If you subscribe to untrue beliefs about reality, your judgment is likely to be impaired -- as we see when Christians pack and ship Bibles to Haiti, instead of diverting resources to aid agencies like the Red Cross. Or as when John Travolta uses his means to fly his fellow churchmembers down to Port au Prince to use the healing touch to accomplish exactly nothing.

Atheism doesn't have all the answers. It doesn't have any answers -- it is a doctrine-free worldview, one that consists simply and wholly of the lack of belief in deities. But at least atheism doesn't get in the way of our natural human impulse to HELP those in need. What we can learn from the response made by different groups to the Haiti tragedy is that people are most times better than their beliefs.
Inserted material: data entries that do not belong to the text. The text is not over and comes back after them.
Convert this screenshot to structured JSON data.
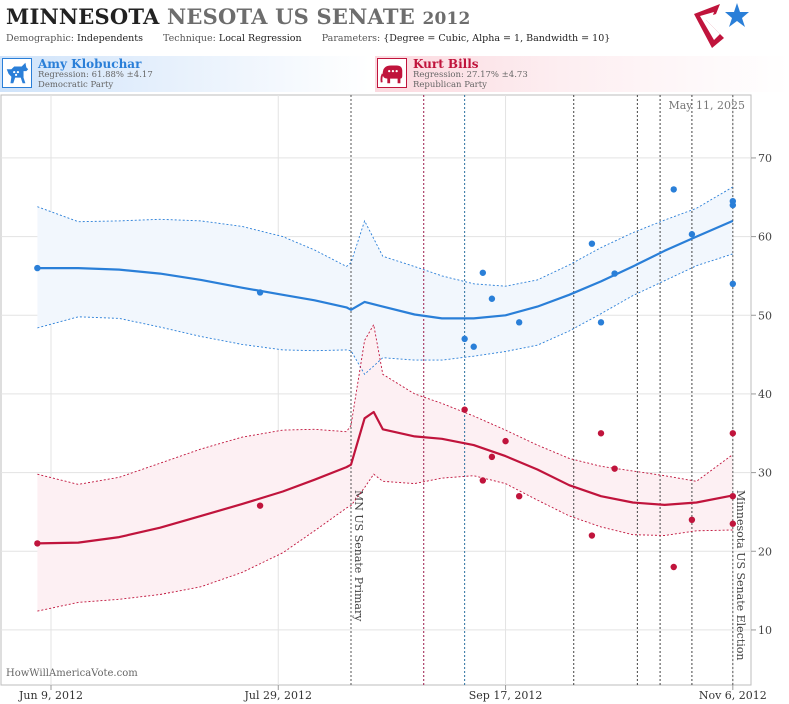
{
  "header": {
    "title_state": "MINNESOTA",
    "title_repeat": "NESOTA",
    "title_race": "US SENATE",
    "title_year": "2012",
    "demographic_label": "Demographic:",
    "demographic_value": "Independents",
    "technique_label": "Technique:",
    "technique_value": "Local Regression",
    "parameters_label": "Parameters:",
    "parameters_value": "{Degree = Cubic, Alpha = 1, Bandwidth = 10}",
    "logo_icon": "star-logo-icon"
  },
  "candidates": {
    "dem": {
      "name": "Amy Klobuchar",
      "regression": "Regression: 61.88% ±4.17",
      "party": "Democratic Party",
      "icon": "donkey-icon",
      "color": "#2a7fd8"
    },
    "rep": {
      "name": "Kurt Bills",
      "regression": "Regression: 27.17% ±4.73",
      "party": "Republican Party",
      "icon": "elephant-icon",
      "color": "#c0143c"
    }
  },
  "footer": {
    "source": "HowWillAmericaVote.com"
  },
  "chart_data": {
    "type": "line",
    "date_label": "May 11, 2025",
    "x_ticks": [
      {
        "label": "Jun 9, 2012",
        "date": "2012-06-09"
      },
      {
        "label": "Jul 29, 2012",
        "date": "2012-07-29"
      },
      {
        "label": "Sep 17, 2012",
        "date": "2012-09-17"
      },
      {
        "label": "Nov 6, 2012",
        "date": "2012-11-06"
      }
    ],
    "xlim": [
      "2012-05-29",
      "2012-11-10"
    ],
    "y_ticks": [
      10,
      20,
      30,
      40,
      50,
      60,
      70
    ],
    "ylim": [
      3,
      78
    ],
    "grid": true,
    "annotations": [
      {
        "text": "MN US Senate Primary",
        "date": "2012-08-14"
      },
      {
        "text": "Minnesota US Senate Election",
        "date": "2012-11-06"
      }
    ],
    "event_lines": [
      {
        "date": "2012-08-30",
        "color": "#9b1b4b"
      },
      {
        "date": "2012-09-08",
        "color": "#2a6f9e"
      },
      {
        "date": "2012-10-02",
        "color": "#444444"
      },
      {
        "date": "2012-10-16",
        "color": "#444444"
      },
      {
        "date": "2012-10-21",
        "color": "#444444"
      },
      {
        "date": "2012-10-28",
        "color": "#444444"
      }
    ],
    "series": [
      {
        "name": "Amy Klobuchar",
        "color": "#2a7fd8",
        "band_color": "#f2f7fd",
        "line": [
          [
            "2012-06-06",
            56.0
          ],
          [
            "2012-06-15",
            56.0
          ],
          [
            "2012-06-24",
            55.8
          ],
          [
            "2012-07-03",
            55.3
          ],
          [
            "2012-07-12",
            54.5
          ],
          [
            "2012-07-21",
            53.5
          ],
          [
            "2012-07-30",
            52.6
          ],
          [
            "2012-08-06",
            51.9
          ],
          [
            "2012-08-13",
            51.0
          ],
          [
            "2012-08-14",
            50.7
          ],
          [
            "2012-08-17",
            51.7
          ],
          [
            "2012-08-21",
            51.1
          ],
          [
            "2012-08-28",
            50.1
          ],
          [
            "2012-09-03",
            49.6
          ],
          [
            "2012-09-10",
            49.6
          ],
          [
            "2012-09-17",
            50.0
          ],
          [
            "2012-09-24",
            51.1
          ],
          [
            "2012-10-01",
            52.6
          ],
          [
            "2012-10-08",
            54.3
          ],
          [
            "2012-10-15",
            56.2
          ],
          [
            "2012-10-22",
            58.2
          ],
          [
            "2012-10-29",
            60.0
          ],
          [
            "2012-11-06",
            62.0
          ]
        ],
        "upper": [
          [
            "2012-06-06",
            63.8
          ],
          [
            "2012-06-15",
            61.9
          ],
          [
            "2012-06-24",
            62.0
          ],
          [
            "2012-07-03",
            62.2
          ],
          [
            "2012-07-12",
            62.0
          ],
          [
            "2012-07-21",
            61.3
          ],
          [
            "2012-07-30",
            60.0
          ],
          [
            "2012-08-06",
            58.3
          ],
          [
            "2012-08-13",
            56.2
          ],
          [
            "2012-08-14",
            56.7
          ],
          [
            "2012-08-17",
            62.0
          ],
          [
            "2012-08-21",
            57.5
          ],
          [
            "2012-08-28",
            56.2
          ],
          [
            "2012-09-03",
            55.0
          ],
          [
            "2012-09-10",
            54.0
          ],
          [
            "2012-09-17",
            53.7
          ],
          [
            "2012-09-24",
            54.5
          ],
          [
            "2012-10-01",
            56.4
          ],
          [
            "2012-10-08",
            58.6
          ],
          [
            "2012-10-15",
            60.5
          ],
          [
            "2012-10-22",
            62.1
          ],
          [
            "2012-10-29",
            63.6
          ],
          [
            "2012-11-06",
            66.3
          ]
        ],
        "lower": [
          [
            "2012-06-06",
            48.4
          ],
          [
            "2012-06-15",
            49.8
          ],
          [
            "2012-06-24",
            49.6
          ],
          [
            "2012-07-03",
            48.5
          ],
          [
            "2012-07-12",
            47.3
          ],
          [
            "2012-07-21",
            46.3
          ],
          [
            "2012-07-30",
            45.6
          ],
          [
            "2012-08-06",
            45.5
          ],
          [
            "2012-08-13",
            45.6
          ],
          [
            "2012-08-14",
            45.5
          ],
          [
            "2012-08-17",
            42.5
          ],
          [
            "2012-08-21",
            44.6
          ],
          [
            "2012-08-28",
            44.3
          ],
          [
            "2012-09-03",
            44.3
          ],
          [
            "2012-09-10",
            44.8
          ],
          [
            "2012-09-17",
            45.4
          ],
          [
            "2012-09-24",
            46.2
          ],
          [
            "2012-10-01",
            48.0
          ],
          [
            "2012-10-08",
            50.2
          ],
          [
            "2012-10-15",
            52.5
          ],
          [
            "2012-10-22",
            54.4
          ],
          [
            "2012-10-29",
            56.3
          ],
          [
            "2012-11-06",
            57.8
          ]
        ],
        "points": [
          [
            "2012-06-06",
            56.0
          ],
          [
            "2012-07-25",
            52.9
          ],
          [
            "2012-09-08",
            47.0
          ],
          [
            "2012-09-12",
            55.4
          ],
          [
            "2012-09-14",
            52.1
          ],
          [
            "2012-09-10",
            46.0
          ],
          [
            "2012-09-20",
            49.1
          ],
          [
            "2012-10-06",
            59.1
          ],
          [
            "2012-10-08",
            49.1
          ],
          [
            "2012-10-11",
            55.3
          ],
          [
            "2012-10-24",
            66.0
          ],
          [
            "2012-10-28",
            60.3
          ],
          [
            "2012-11-06",
            64.5
          ],
          [
            "2012-11-06",
            64.0
          ],
          [
            "2012-11-06",
            54.0
          ]
        ]
      },
      {
        "name": "Kurt Bills",
        "color": "#c0143c",
        "band_color": "#fdf0f3",
        "line": [
          [
            "2012-06-06",
            21.0
          ],
          [
            "2012-06-15",
            21.1
          ],
          [
            "2012-06-24",
            21.8
          ],
          [
            "2012-07-03",
            23.0
          ],
          [
            "2012-07-12",
            24.5
          ],
          [
            "2012-07-21",
            26.0
          ],
          [
            "2012-07-30",
            27.6
          ],
          [
            "2012-08-06",
            29.1
          ],
          [
            "2012-08-13",
            30.7
          ],
          [
            "2012-08-14",
            31.0
          ],
          [
            "2012-08-17",
            36.9
          ],
          [
            "2012-08-19",
            37.7
          ],
          [
            "2012-08-21",
            35.5
          ],
          [
            "2012-08-28",
            34.6
          ],
          [
            "2012-09-03",
            34.3
          ],
          [
            "2012-09-10",
            33.5
          ],
          [
            "2012-09-17",
            32.1
          ],
          [
            "2012-09-24",
            30.4
          ],
          [
            "2012-10-01",
            28.4
          ],
          [
            "2012-10-08",
            27.0
          ],
          [
            "2012-10-15",
            26.2
          ],
          [
            "2012-10-22",
            25.9
          ],
          [
            "2012-10-29",
            26.2
          ],
          [
            "2012-11-06",
            27.1
          ]
        ],
        "upper": [
          [
            "2012-06-06",
            29.8
          ],
          [
            "2012-06-15",
            28.5
          ],
          [
            "2012-06-24",
            29.4
          ],
          [
            "2012-07-03",
            31.2
          ],
          [
            "2012-07-12",
            33.0
          ],
          [
            "2012-07-21",
            34.5
          ],
          [
            "2012-07-30",
            35.4
          ],
          [
            "2012-08-06",
            35.5
          ],
          [
            "2012-08-13",
            35.2
          ],
          [
            "2012-08-14",
            36.0
          ],
          [
            "2012-08-17",
            46.8
          ],
          [
            "2012-08-19",
            48.8
          ],
          [
            "2012-08-21",
            42.5
          ],
          [
            "2012-08-28",
            40.0
          ],
          [
            "2012-09-03",
            38.8
          ],
          [
            "2012-09-10",
            37.2
          ],
          [
            "2012-09-17",
            35.4
          ],
          [
            "2012-09-24",
            33.5
          ],
          [
            "2012-10-01",
            31.8
          ],
          [
            "2012-10-08",
            30.8
          ],
          [
            "2012-10-15",
            30.2
          ],
          [
            "2012-10-22",
            29.6
          ],
          [
            "2012-10-29",
            28.9
          ],
          [
            "2012-11-06",
            32.3
          ]
        ],
        "lower": [
          [
            "2012-06-06",
            12.4
          ],
          [
            "2012-06-15",
            13.5
          ],
          [
            "2012-06-24",
            13.9
          ],
          [
            "2012-07-03",
            14.5
          ],
          [
            "2012-07-12",
            15.5
          ],
          [
            "2012-07-21",
            17.3
          ],
          [
            "2012-07-30",
            19.8
          ],
          [
            "2012-08-06",
            22.6
          ],
          [
            "2012-08-13",
            25.5
          ],
          [
            "2012-08-14",
            25.8
          ],
          [
            "2012-08-17",
            28.1
          ],
          [
            "2012-08-19",
            29.8
          ],
          [
            "2012-08-21",
            28.9
          ],
          [
            "2012-08-28",
            28.6
          ],
          [
            "2012-09-03",
            29.3
          ],
          [
            "2012-09-10",
            29.6
          ],
          [
            "2012-09-17",
            28.6
          ],
          [
            "2012-09-24",
            26.5
          ],
          [
            "2012-10-01",
            24.5
          ],
          [
            "2012-10-08",
            23.1
          ],
          [
            "2012-10-15",
            22.1
          ],
          [
            "2012-10-22",
            22.0
          ],
          [
            "2012-10-29",
            22.6
          ],
          [
            "2012-11-06",
            22.7
          ]
        ],
        "points": [
          [
            "2012-06-06",
            21.0
          ],
          [
            "2012-07-25",
            25.8
          ],
          [
            "2012-09-08",
            38.0
          ],
          [
            "2012-09-12",
            29.0
          ],
          [
            "2012-09-14",
            32.0
          ],
          [
            "2012-09-17",
            34.0
          ],
          [
            "2012-09-20",
            27.0
          ],
          [
            "2012-10-06",
            22.0
          ],
          [
            "2012-10-08",
            35.0
          ],
          [
            "2012-10-11",
            30.5
          ],
          [
            "2012-10-24",
            18.0
          ],
          [
            "2012-10-28",
            24.0
          ],
          [
            "2012-11-06",
            35.0
          ],
          [
            "2012-11-06",
            27.0
          ],
          [
            "2012-11-06",
            23.5
          ]
        ]
      }
    ]
  }
}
And that people are better off without beliefs if those beliefs interfere with our ability to effectively discharge our duty as brother's keeper. What we can learn from the Haiti tragedy itself is that if gods exist, they are without question unworthy of our worship.

In such circumstances, let's put theology aside and roll up our sleeves. What's going on in Haiti isn't a "teaching moment." It is a natural disaster, and a call to action. The American Atheists website is reporting that Richard Dawkins has committed to paying PayPal fees (up to $10,000) for donations to Doctors Without Borders and the Red Cross. The Non-believers Giving Aid project provides a gateway to donate money to aid agencies that are known to be effective: http://givingaid.richarddawkins.net. I'd be surprised if any of you reading this haven't already learned how you can donate -- and if you hadn't already donated, knowing how generous you are -- but if you haven't, I encourage you to consider these agencies. They are efficient, and they are on the ground now.

NB: The epigraph to this post comes from "Poème sur le désastre de Lisbonne," in which Voltaire considers the 1755 earthquake that killed perhaps 100,000 people in Lisbon, Portugal. This event challenged religious and nonreligious thinkers alike to reconcile their respective worldviews with the existence of such profound suffering. The Enlightenment soon followed.

Theodicy is the branch of philosophy which attempts to explain the existence of suffering. I admit to being impatient with this project of understanding evil; rather I'm wanting a chance to pass judgment on the Christian god and his crimes. The image above, an engraving by William Blake, shows the Biblical figure Job being rebuked by his friends. Let us instead imagine that this is Jehovah, all-powerful and all-loving, finally brought to trial in front of the mortal beings whom he created and who He has subjected to such terrible needless affliction. This wish-fulfillment is exactly the plot of James Morrow's "Blameless in Abaddon," an excellent novelistic treatment of theodicy.